Was Mitte dieses Jahrhunderts eine
optimistische Komödie war, ist an dessen Ende nur noch eine pessimistische Farce.
Aber Zadek setzte sich kühn darüber hinweg, wagte eine Wieder- und Neubelebung.
Er verhöhnt nicht. Im Gegenteil. Er stellt sich mit seiner ästhetischen Vision
widerspenstig und nur ein ganz klein wenig ironisch augenzwinkernd gegen die
reale Geschichte und postuliert neuerlich eine romantische Illusion. Die
Illusion, daß irgendwann irgendein gütiges Schicksal den sozial Schwachen
helfen wird. Denn in der Wirklichkeit wird ihnen immer weniger geholfen. Zadek
trotzt der Realität mit Kunst. Ergötzen wir uns also - wenn auch ungläubig,
wenn auch ratlos angesichts vieler Längen - für einen Theaterabend an dem
Einfall, daß es einem Armen, einem Ausgestoßenen kraft außerirdischen
Beistandes für kurze Zeit vergönnt sei, Gutes zu stiften.

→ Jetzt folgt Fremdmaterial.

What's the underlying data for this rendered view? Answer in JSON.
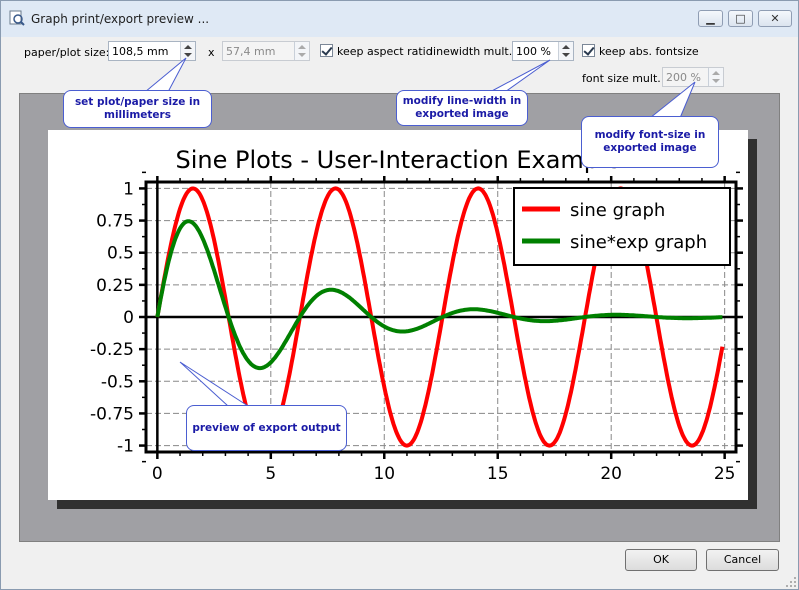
{
  "window": {
    "title": "Graph print/export preview ...",
    "minimize_glyph": "▁",
    "maximize_glyph": "□",
    "close_glyph": "✕"
  },
  "controls": {
    "paper_size_label": "paper/plot size:",
    "width_value": "108,5 mm",
    "times_label": "x",
    "height_value": "57,4 mm",
    "keep_aspect_label": "keep aspect ratio",
    "keep_aspect_checked": true,
    "linewidth_label": "linewidth mult.:",
    "linewidth_value": "100 %",
    "keep_fontsize_label": "keep abs. fontsize",
    "keep_fontsize_checked": true,
    "fontsize_label": "font size mult.:",
    "fontsize_value": "200 %"
  },
  "callouts": {
    "size": "set plot/paper size in millimeters",
    "linewidth": "modify line-width in exported image",
    "fontsize": "modify font-size in exported image",
    "preview": "preview of export output"
  },
  "buttons": {
    "ok": "OK",
    "cancel": "Cancel"
  },
  "chart_data": {
    "type": "line",
    "title": "Sine Plots - User-Interaction Example",
    "xlim": [
      -0.5,
      25.5
    ],
    "ylim": [
      -1.05,
      1.05
    ],
    "xticks": [
      "0",
      "5",
      "10",
      "15",
      "20",
      "25"
    ],
    "yticks": [
      "1",
      "0.75",
      "0.5",
      "0.25",
      "0",
      "-0.25",
      "-0.5",
      "-0.75",
      "-1"
    ],
    "grid": true,
    "legend_position": "top-right",
    "series": [
      {
        "name": "sine graph",
        "color": "#ff0000",
        "function": "sin(x)",
        "x_range": [
          0,
          24.9
        ]
      },
      {
        "name": "sine*exp graph",
        "color": "#008000",
        "function": "sin(x)*exp(-x/5)",
        "x_range": [
          0,
          24.9
        ]
      }
    ]
  }
}
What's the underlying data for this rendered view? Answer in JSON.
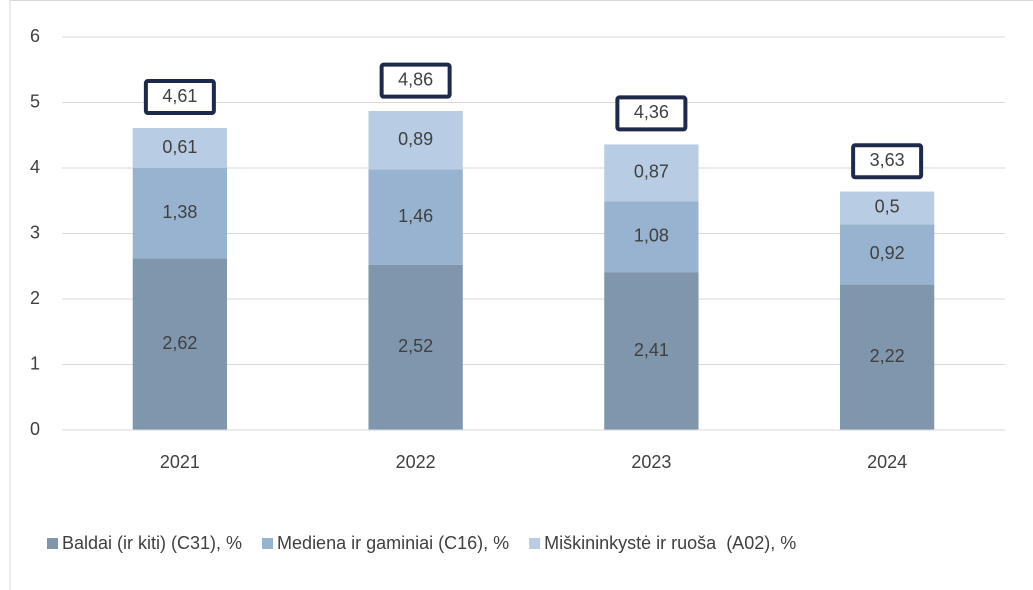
{
  "chart_data": {
    "type": "stacked_bar",
    "categories": [
      "2021",
      "2022",
      "2023",
      "2024"
    ],
    "series": [
      {
        "name": "Baldai (ir kiti) (C31), %",
        "color": "#7f96ad",
        "values": [
          2.62,
          2.52,
          2.41,
          2.22
        ],
        "value_labels": [
          "2,62",
          "2,52",
          "2,41",
          "2,22"
        ]
      },
      {
        "name": "Mediena ir gaminiai (C16), %",
        "color": "#98b3cf",
        "values": [
          1.38,
          1.46,
          1.08,
          0.92
        ],
        "value_labels": [
          "1,38",
          "1,46",
          "1,08",
          "0,92"
        ]
      },
      {
        "name": "Miškininkystė ir ruoša  (A02), %",
        "color": "#b8cce3",
        "values": [
          0.61,
          0.89,
          0.87,
          0.5
        ],
        "value_labels": [
          "0,61",
          "0,89",
          "0,87",
          "0,5"
        ]
      }
    ],
    "totals": {
      "values": [
        4.61,
        4.86,
        4.36,
        3.63
      ],
      "value_labels": [
        "4,61",
        "4,86",
        "4,36",
        "3,63"
      ]
    },
    "ylim": [
      0,
      6
    ],
    "yticks": [
      0,
      1,
      2,
      3,
      4,
      5,
      6
    ],
    "grid": true,
    "legend": "bottom"
  }
}
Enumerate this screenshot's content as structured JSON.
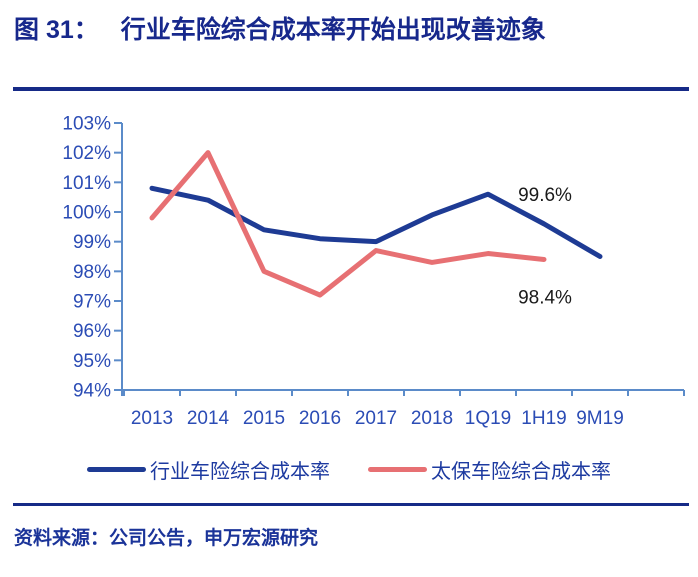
{
  "header": {
    "figure_label": "图 31：",
    "caption": "行业车险综合成本率开始出现改善迹象"
  },
  "chart_data": {
    "type": "line",
    "title": "行业车险综合成本率开始出现改善迹象",
    "categories": [
      "2013",
      "2014",
      "2015",
      "2016",
      "2017",
      "2018",
      "1Q19",
      "1H19",
      "9M19"
    ],
    "y_tick_labels": [
      "103%",
      "102%",
      "101%",
      "100%",
      "99%",
      "98%",
      "97%",
      "96%",
      "95%",
      "94%"
    ],
    "ylim": [
      94,
      103
    ],
    "xlabel": "",
    "ylabel": "",
    "grid": "off",
    "legend_position": "bottom",
    "axis_color": "#5B8BC9",
    "tick_label_color": "#2B4CB5",
    "series": [
      {
        "name": "行业车险综合成本率",
        "color": "#1E3B94",
        "values": [
          100.8,
          100.4,
          99.4,
          99.1,
          99.0,
          99.9,
          100.6,
          99.6,
          98.5
        ]
      },
      {
        "name": "太保车险综合成本率",
        "color": "#E77073",
        "values": [
          99.8,
          102.0,
          98.0,
          97.2,
          98.7,
          98.3,
          98.6,
          98.4,
          null
        ]
      }
    ],
    "annotations": [
      {
        "label": "99.6%",
        "series": 0,
        "category": "1H19"
      },
      {
        "label": "98.4%",
        "series": 1,
        "category": "1H19"
      }
    ]
  },
  "footer": {
    "source": "资料来源：公司公告，申万宏源研究"
  }
}
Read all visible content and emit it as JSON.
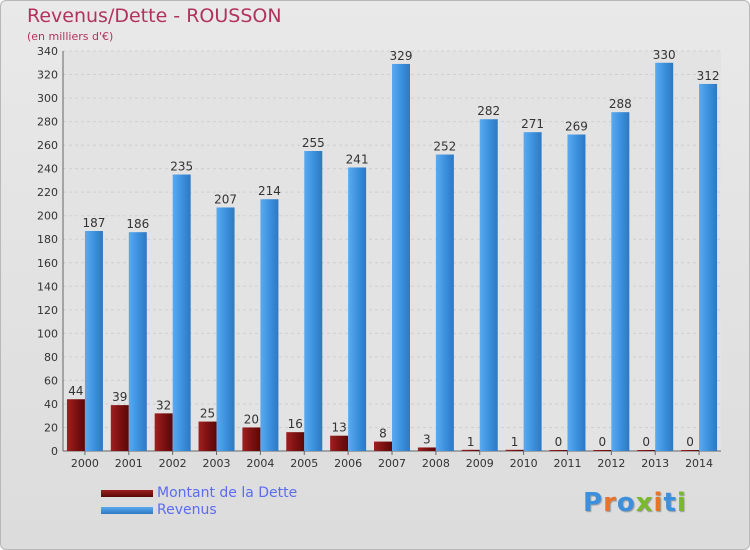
{
  "chart_data": {
    "type": "bar",
    "title": "Revenus/Dette - ROUSSON",
    "subtitle": "(en milliers d'€)",
    "categories": [
      "2000",
      "2001",
      "2002",
      "2003",
      "2004",
      "2005",
      "2006",
      "2007",
      "2008",
      "2009",
      "2010",
      "2011",
      "2012",
      "2013",
      "2014"
    ],
    "series": [
      {
        "name": "Montant de la Dette",
        "color": "#7a1010",
        "values": [
          44,
          39,
          32,
          25,
          20,
          16,
          13,
          8,
          3,
          1,
          1,
          0,
          0,
          0,
          0
        ]
      },
      {
        "name": "Revenus",
        "color": "#3c8fdc",
        "values": [
          187,
          186,
          235,
          207,
          214,
          255,
          241,
          329,
          252,
          282,
          271,
          269,
          288,
          330,
          312
        ]
      }
    ],
    "ylim": [
      0,
      340
    ],
    "ytick_step": 20,
    "grid": true,
    "legend_position": "bottom-left"
  },
  "logo": {
    "text": "Proxiti",
    "colors": [
      "#3c8fdc",
      "#e8732a",
      "#3c8fdc",
      "#7ab82e",
      "#e8732a",
      "#3c8fdc",
      "#7ab82e"
    ]
  }
}
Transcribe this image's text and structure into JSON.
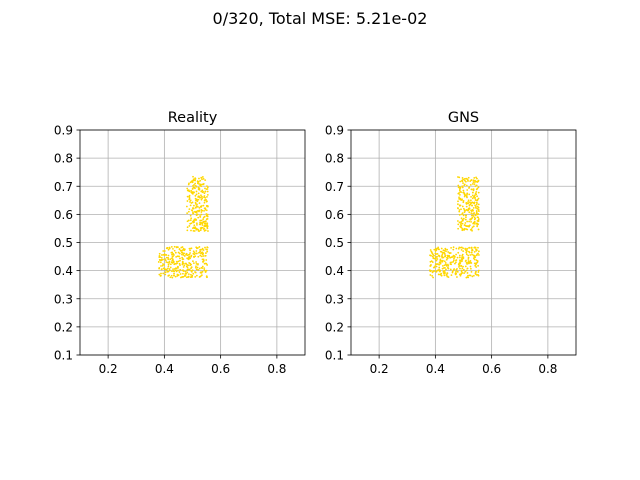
{
  "figure_title": "0/320, Total MSE: 5.21e-02",
  "colors": {
    "particle": "#FFD700",
    "grid": "#b0b0b0",
    "axis": "#000000",
    "background": "#ffffff"
  },
  "chart_data": [
    {
      "type": "scatter",
      "title": "Reality",
      "xlabel": "",
      "ylabel": "",
      "xlim": [
        0.1,
        0.9
      ],
      "ylim": [
        0.1,
        0.9
      ],
      "xticks": [
        0.2,
        0.4,
        0.6,
        0.8
      ],
      "xtick_labels": [
        "0.2",
        "0.4",
        "0.6",
        "0.8"
      ],
      "yticks": [
        0.1,
        0.2,
        0.3,
        0.4,
        0.5,
        0.6,
        0.7,
        0.8,
        0.9
      ],
      "ytick_labels": [
        "0.1",
        "0.2",
        "0.3",
        "0.4",
        "0.5",
        "0.6",
        "0.7",
        "0.8",
        "0.9"
      ],
      "grid": true,
      "series": [
        {
          "name": "vertical-block",
          "x_range": [
            0.48,
            0.555
          ],
          "y_range": [
            0.54,
            0.735
          ],
          "count": 260
        },
        {
          "name": "horizontal-block",
          "x_range": [
            0.38,
            0.555
          ],
          "y_range": [
            0.375,
            0.485
          ],
          "count": 320
        }
      ]
    },
    {
      "type": "scatter",
      "title": "GNS",
      "xlabel": "",
      "ylabel": "",
      "xlim": [
        0.1,
        0.9
      ],
      "ylim": [
        0.1,
        0.9
      ],
      "xticks": [
        0.2,
        0.4,
        0.6,
        0.8
      ],
      "xtick_labels": [
        "0.2",
        "0.4",
        "0.6",
        "0.8"
      ],
      "yticks": [
        0.1,
        0.2,
        0.3,
        0.4,
        0.5,
        0.6,
        0.7,
        0.8,
        0.9
      ],
      "ytick_labels": [
        "0.1",
        "0.2",
        "0.3",
        "0.4",
        "0.5",
        "0.6",
        "0.7",
        "0.8",
        "0.9"
      ],
      "grid": true,
      "series": [
        {
          "name": "vertical-block",
          "x_range": [
            0.48,
            0.555
          ],
          "y_range": [
            0.54,
            0.735
          ],
          "count": 260
        },
        {
          "name": "horizontal-block",
          "x_range": [
            0.38,
            0.555
          ],
          "y_range": [
            0.375,
            0.485
          ],
          "count": 320
        }
      ]
    }
  ]
}
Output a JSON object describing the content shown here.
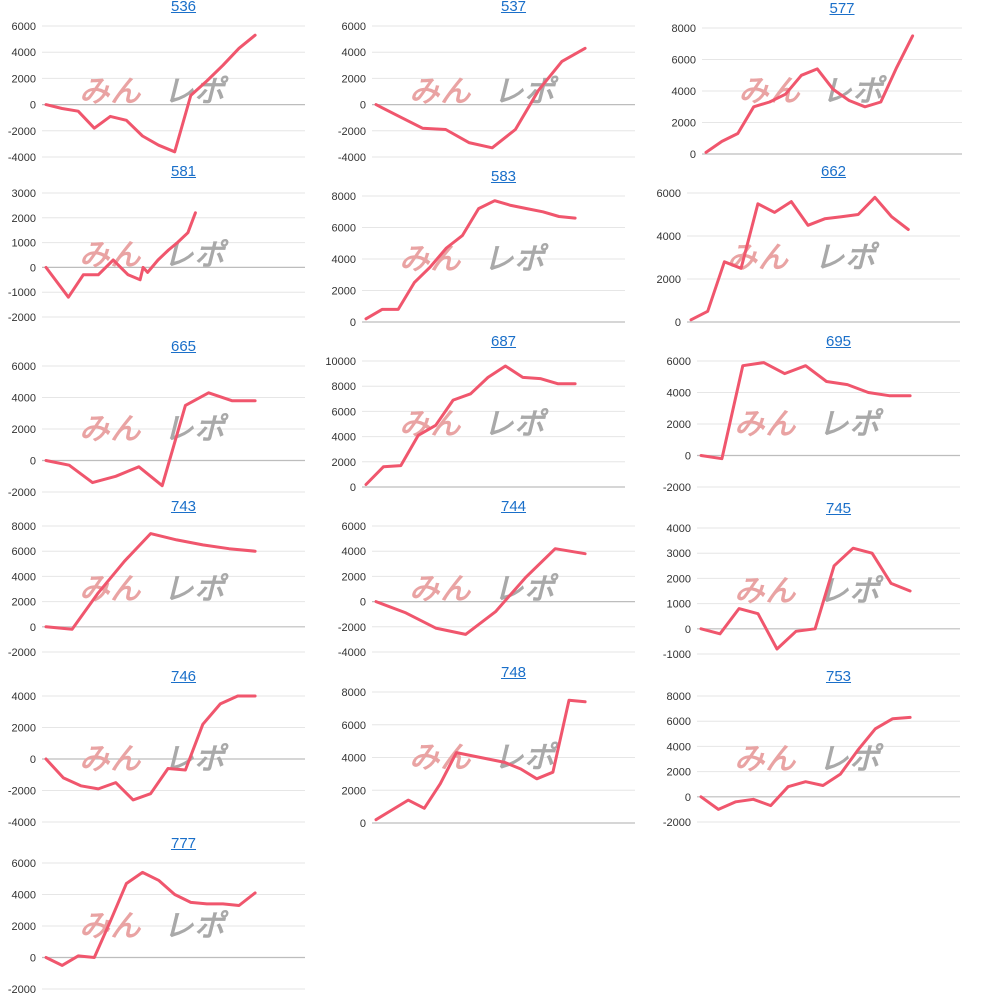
{
  "watermark": {
    "left": "みん",
    "right": "レポ",
    "left_color": "#e9a3a3",
    "right_color": "#a9a9a9"
  },
  "line_color": "#f0566d",
  "chart_data": [
    {
      "type": "line",
      "title": "536",
      "ylim": [
        -4000,
        6000
      ],
      "yticks": [
        -4000,
        -2000,
        0,
        2000,
        4000,
        6000
      ],
      "x": [
        0,
        1,
        2,
        3,
        4,
        5,
        6,
        7,
        8,
        9,
        10,
        11,
        12,
        13
      ],
      "values": [
        0,
        -300,
        -500,
        -1800,
        -900,
        -1200,
        -2400,
        -3100,
        -3600,
        700,
        1800,
        3000,
        4300,
        5300
      ]
    },
    {
      "type": "line",
      "title": "537",
      "ylim": [
        -4000,
        6000
      ],
      "yticks": [
        -4000,
        -2000,
        0,
        2000,
        4000,
        6000
      ],
      "x": [
        0,
        1,
        2,
        3,
        4,
        5,
        6,
        7,
        8,
        9
      ],
      "values": [
        0,
        -900,
        -1800,
        -1900,
        -2900,
        -3300,
        -1900,
        1100,
        3300,
        4300
      ]
    },
    {
      "type": "line",
      "title": "577",
      "ylim": [
        0,
        8000
      ],
      "yticks": [
        0,
        2000,
        4000,
        6000,
        8000
      ],
      "x": [
        0,
        1,
        2,
        3,
        4,
        5,
        6,
        7,
        8,
        9,
        10,
        11,
        12,
        13
      ],
      "values": [
        100,
        800,
        1300,
        3000,
        3300,
        3800,
        5000,
        5400,
        4100,
        3400,
        3000,
        3300,
        5500,
        7500
      ]
    },
    {
      "type": "line",
      "title": "581",
      "ylim": [
        -2000,
        3000
      ],
      "yticks": [
        -2000,
        -1000,
        0,
        1000,
        2000,
        3000
      ],
      "x": [
        0,
        1,
        2,
        3,
        4,
        5,
        6,
        7,
        8,
        9,
        10,
        11,
        12,
        13,
        14
      ],
      "values": [
        0,
        -1200,
        -300,
        -300,
        300,
        -300,
        -500,
        0,
        -200,
        300,
        700,
        1000,
        1400,
        2200,
        2200
      ],
      "xs": [
        0,
        1.5,
        2.5,
        3.5,
        4.5,
        5.5,
        6.3,
        6.5,
        6.8,
        7.5,
        8.2,
        8.8,
        9.5,
        10,
        10
      ]
    },
    {
      "type": "line",
      "title": "583",
      "ylim": [
        0,
        8000
      ],
      "yticks": [
        0,
        2000,
        4000,
        6000,
        8000
      ],
      "x": [
        0,
        1,
        2,
        3,
        4,
        5,
        6,
        7,
        8,
        9,
        10,
        11,
        12,
        13
      ],
      "values": [
        200,
        800,
        800,
        2500,
        3500,
        4700,
        5500,
        7200,
        7700,
        7400,
        7200,
        7000,
        6700,
        6600
      ]
    },
    {
      "type": "line",
      "title": "662",
      "ylim": [
        0,
        6000
      ],
      "yticks": [
        0,
        2000,
        4000,
        6000
      ],
      "x": [
        0,
        1,
        2,
        3,
        4,
        5,
        6,
        7,
        8,
        9,
        10,
        11,
        12,
        13
      ],
      "values": [
        100,
        500,
        2800,
        2500,
        5500,
        5100,
        5600,
        4500,
        4800,
        4900,
        5000,
        5800,
        4900,
        4300
      ]
    },
    {
      "type": "line",
      "title": "665",
      "ylim": [
        -2000,
        6000
      ],
      "yticks": [
        -2000,
        0,
        2000,
        4000,
        6000
      ],
      "x": [
        0,
        1,
        2,
        3,
        4,
        5,
        6,
        7,
        8,
        9
      ],
      "values": [
        0,
        -300,
        -1400,
        -1000,
        -400,
        -1600,
        3500,
        4300,
        3800,
        3800
      ]
    },
    {
      "type": "line",
      "title": "687",
      "ylim": [
        0,
        10000
      ],
      "yticks": [
        0,
        2000,
        4000,
        6000,
        8000,
        10000
      ],
      "x": [
        0,
        1,
        2,
        3,
        4,
        5,
        6,
        7,
        8,
        9,
        10,
        11,
        12
      ],
      "values": [
        200,
        1600,
        1700,
        4100,
        4900,
        6900,
        7400,
        8700,
        9600,
        8700,
        8600,
        8200,
        8200
      ]
    },
    {
      "type": "line",
      "title": "695",
      "ylim": [
        -2000,
        6000
      ],
      "yticks": [
        -2000,
        0,
        2000,
        4000,
        6000
      ],
      "x": [
        0,
        1,
        2,
        3,
        4,
        5,
        6,
        7,
        8,
        9,
        10
      ],
      "values": [
        0,
        -200,
        5700,
        5900,
        5200,
        5700,
        4700,
        4500,
        4000,
        3800,
        3800
      ]
    },
    {
      "type": "line",
      "title": "743",
      "ylim": [
        -2000,
        8000
      ],
      "yticks": [
        -2000,
        0,
        2000,
        4000,
        6000,
        8000
      ],
      "x": [
        0,
        1,
        2,
        3,
        4,
        5,
        6,
        7,
        8
      ],
      "values": [
        0,
        -200,
        2700,
        5200,
        7400,
        6900,
        6500,
        6200,
        6000
      ]
    },
    {
      "type": "line",
      "title": "744",
      "ylim": [
        -4000,
        6000
      ],
      "yticks": [
        -4000,
        -2000,
        0,
        2000,
        4000,
        6000
      ],
      "x": [
        0,
        1,
        2,
        3,
        4,
        5,
        6,
        7
      ],
      "values": [
        0,
        -900,
        -2100,
        -2600,
        -800,
        1900,
        4200,
        3800
      ]
    },
    {
      "type": "line",
      "title": "745",
      "ylim": [
        -1000,
        4000
      ],
      "yticks": [
        -1000,
        0,
        1000,
        2000,
        3000,
        4000
      ],
      "x": [
        0,
        1,
        2,
        3,
        4,
        5,
        6,
        7,
        8,
        9,
        10,
        11
      ],
      "values": [
        0,
        -200,
        800,
        600,
        -800,
        -100,
        0,
        2500,
        3200,
        3000,
        1800,
        1500
      ]
    },
    {
      "type": "line",
      "title": "746",
      "ylim": [
        -4000,
        4000
      ],
      "yticks": [
        -4000,
        -2000,
        0,
        2000,
        4000
      ],
      "x": [
        0,
        1,
        2,
        3,
        4,
        5,
        6,
        7,
        8,
        9,
        10,
        11,
        12
      ],
      "values": [
        0,
        -1200,
        -1700,
        -1900,
        -1500,
        -2600,
        -2200,
        -600,
        -700,
        2200,
        3500,
        4000,
        4000
      ]
    },
    {
      "type": "line",
      "title": "748",
      "ylim": [
        0,
        8000
      ],
      "yticks": [
        0,
        2000,
        4000,
        6000,
        8000
      ],
      "x": [
        0,
        1,
        2,
        3,
        4,
        5,
        6,
        7,
        8,
        9,
        10,
        11,
        12,
        13
      ],
      "values": [
        200,
        800,
        1400,
        900,
        2400,
        4300,
        4100,
        3900,
        3700,
        3300,
        2700,
        3100,
        7500,
        7400
      ]
    },
    {
      "type": "line",
      "title": "753",
      "ylim": [
        -2000,
        8000
      ],
      "yticks": [
        -2000,
        0,
        2000,
        4000,
        6000,
        8000
      ],
      "x": [
        0,
        1,
        2,
        3,
        4,
        5,
        6,
        7,
        8,
        9,
        10,
        11,
        12
      ],
      "values": [
        0,
        -1000,
        -400,
        -200,
        -700,
        800,
        1200,
        900,
        1800,
        3700,
        5400,
        6200,
        6300
      ]
    },
    {
      "type": "line",
      "title": "777",
      "ylim": [
        -2000,
        6000
      ],
      "yticks": [
        -2000,
        0,
        2000,
        4000,
        6000
      ],
      "x": [
        0,
        1,
        2,
        3,
        4,
        5,
        6,
        7,
        8,
        9,
        10,
        11,
        12,
        13
      ],
      "values": [
        0,
        -500,
        100,
        0,
        2300,
        4700,
        5400,
        4900,
        4000,
        3500,
        3400,
        3400,
        3300,
        4100
      ]
    }
  ]
}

Und erinnern wir uns bei der Gelegenheit:
selbst das simple Gute möcht' bewältigt sein! Beispiel: Die Belebung einer
Statue (Gaby Herz als attraktiver Körper, fast zwei Stunden herumstehend!) führt
zur Überraschung, daß das anmutige weibliche Wesen plötzlich seinen eigenen,
gar nicht vorhergesehenen Willen hat. Und wenn Niobes Besitzer und Beschützer,
der redliche Arturo (Jaecki Schwarz), sie lebendig möchte, obwohl sie ihn
verläßt, ist das ein Akt von Selbstlosigkeit, wie er in den 90er Jahren eben
nur noch auf dem Theater vorkommt.
Peter Zadek hat im Bühnenbild von
Wilfried Minks mit überaus sorgender Sensibilität Menschen geformt. Als da unter
anderem sind: Toto (Uwe Bohm), der lautere, treuherzige junge Mann aus dem Volke,
dem seine Mama aus dem Jenseits Zauberkräfte verleiht und den es in unschuldiger
Liebe zum Dienstmädchen Edvige (Deborah Kaufmann) zieht. Rappi (Hermann
Lause), der immer neidische Clochard, der seine Kumpel verrät. Alfredo (Hermann
Beyer), der sarkastische Stadtstreicher, der eine moderne Welt ohne Menschen langweilig
findet. Mobbi (Veit Schubert), der routinierte Börsen- und Bodenspekulant, der
„Hennigsdorf" und „Hoechst" abstößt, aber Niobe an sich zieht. Eva
(Eva Mattes), die vitale Erzählerin und Kommentatorin des Abends.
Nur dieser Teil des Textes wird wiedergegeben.